Do not fall for complex technology
Fifteen years ago, I wanted to set up a note-taking system. At the time, Evernote was the tool everyone was talking about, so choosing it seemed like the right and easy decision.
After storing around 500 notes for eight years, Evernote became a mess to use. It was bloated, heavily monetized, and slow to work with. So I wanted to switch.
About that time came Notion. Everyone was talking about it. I jumped on the bandwagon and migrated a few hundred of my notes to it that were still relevant. It did not even occur to me that switching from a bloated and slow app to a web app would result in a similar outcome later. I followed a popular choice again.
After struggling for a year, I switched to Markdown notes and a plugin for an editor that renders inline images. I'm still using this to this day. It is simple, and I will be able to open my notes 10-20 years later. I can edit them in any editor. It works offline and does not depend on commercial products. I encrypt my notes locally so they can be stored safely on any cloud service.
I don't even use images anymore, so this could be simple plain-text files. Why did no one tell me that I can start simple and switch to a complex system if I really need it?
It took me almost ten years to understand that, don't be like me!
This process never stops.

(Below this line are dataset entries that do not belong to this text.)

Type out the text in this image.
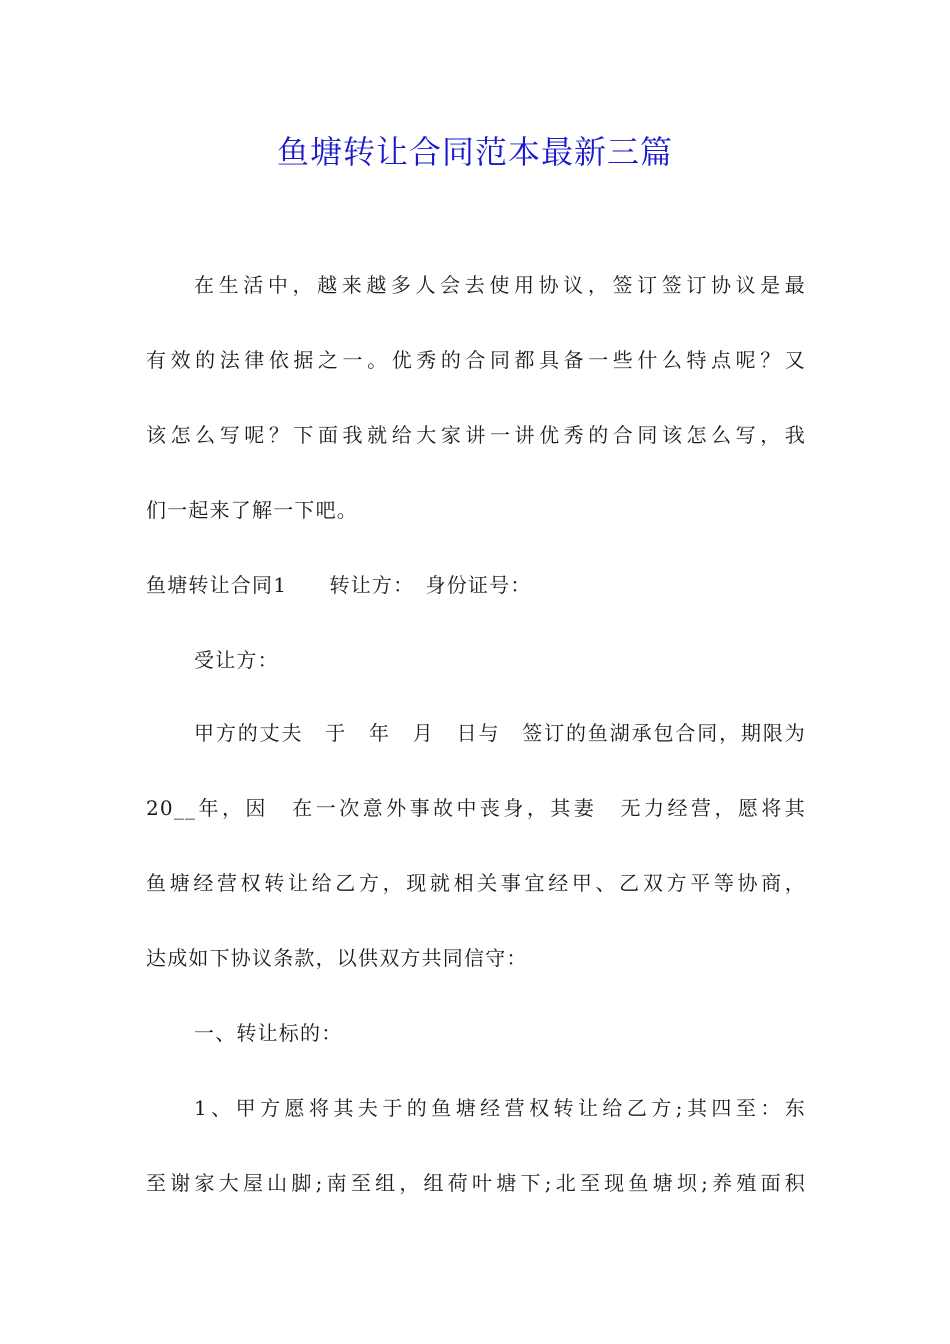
鱼塘转让合同范本最新三篇

在生活中，越来越多人会去使用协议，签订签订协议是最

有效的法律依据之一。优秀的合同都具备一些什么特点呢？又

该怎么写呢？下面我就给大家讲一讲优秀的合同该怎么写，我

们一起来了解一下吧。

鱼塘转让合同1　　转让方：　身份证号：

受让方：

甲方的丈夫　于　年　月　日与　签订的鱼湖承包合同，期限为

20__年，因　在一次意外事故中丧身，其妻　无力经营，愿将其

鱼塘经营权转让给乙方，现就相关事宜经甲、乙双方平等协商，

达成如下协议条款，以供双方共同信守：

一、转让标的：

1、甲方愿将其夫于的鱼塘经营权转让给乙方;其四至：东

至谢家大屋山脚;南至组，组荷叶塘下;北至现鱼塘坝;养殖面积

There are now Roam Research and Obsidian, where people spend more time organizing notes than writing them. Some people become obsessed with documenting everything and never reading it anymore, just because everyone talks how cool it is.
Microservices
Remember the peak of popularity of microservices and the use of GraphQL? Small teams of 3-5 developers used them to build simple web apps just because it was cool and big tech was writing about it a lot.
Simple systems became more complex for no benefit. A complex working system should only grow from a simple one. You need to gather initial knowledge and requirements about your project first. Iterating a simple system is much faster and easier. When a project starts, things change a lot. It's common to rewrite the whole project from scratch 2-3 times in startups just because the initial prototype resulted in so much technical debt and bad decisions. I had experienced this multiple times at my jobs. Not every system should be complex in the first place.
If you can only start with a complex system, there is a high chance it's broken by design.
The list of complex technologies is very big and I can go on and on. Oftentimes, you don't need to use ten cloud services, hundreds of serverless functions and so on. Not only can it be simpler, but it can also be faster and cheaper too! You just need to ask yourself why you need a particular technology in this project first. Sometimes the hardest part is to convince the management, though.
Start simple!
Blog engine
In blogging circles, one of the popular topics is "I migrated my blog from X to Y". Some people change their blog engines 3-4 times and I'm not an exception.
I started with WordPress, then I migrated to Django, and right now my blog is completely static.
When I was using Django, I needed a good server with proper caching so that when traffic spikes, it can handle it.
Right now, I don't need a database. Hosting static HTML files is simple, and you can do it for free. The only dynamic part is sending comments. I'm using CloudFlare workers with a simple 50-line script that just stores comments in Cloudflare Workers KV.
They are not loaded dynamically. I just import them to markdown files and regenerate the blog. There is no database to serve them. They are preserved in markdown forever.
The whole blog engine is 800 lines of Python code that supports comments, RSS, categories, and so on. I know exactly how it works, and adding new features is super easy. There is also nothing to hack. Internally, static website generators are pretty complex to handle various use cases. But, if I were using a popular static generator, adding custom features would be still hard.
LLMs
A lot of companies are trying to force AI everywhere. Look at Microsoft, they added it everywhere. In most cases, it does not make the life of a user easier. In the case of Microsoft, it actually results in more bugs and the worst UI. This time, ignoring complexity is much harder for a user, so the best shot is to switch to Linux where you have full control.
I think about this a lot. It's easy to spot problems in other products, but the product that you are working on can suffer from the same problems. It's harder to notice, especially when you don't use it.
Another problem with LLMs is that it is much easier to add new features to your project now. If you use LLMs, keep things simple and the scope of changes limited. When you aim for big changes, the code quality drops significantly. You stop paying attention to the changes to the point that you stop understanding how things work.
There is an old tale regarding code reviews. A team lead reviewed 100 lines of code and found three bugs. After that, he reviewed 1500 lines PR and found zero bugs. This happened because the scope of the changes was so big, that his brain just refused to concentrate on every change.
The quality of LLM output depends on code size, too. Their context is limited, and the bigger and more complex the codebase, the worse they perform.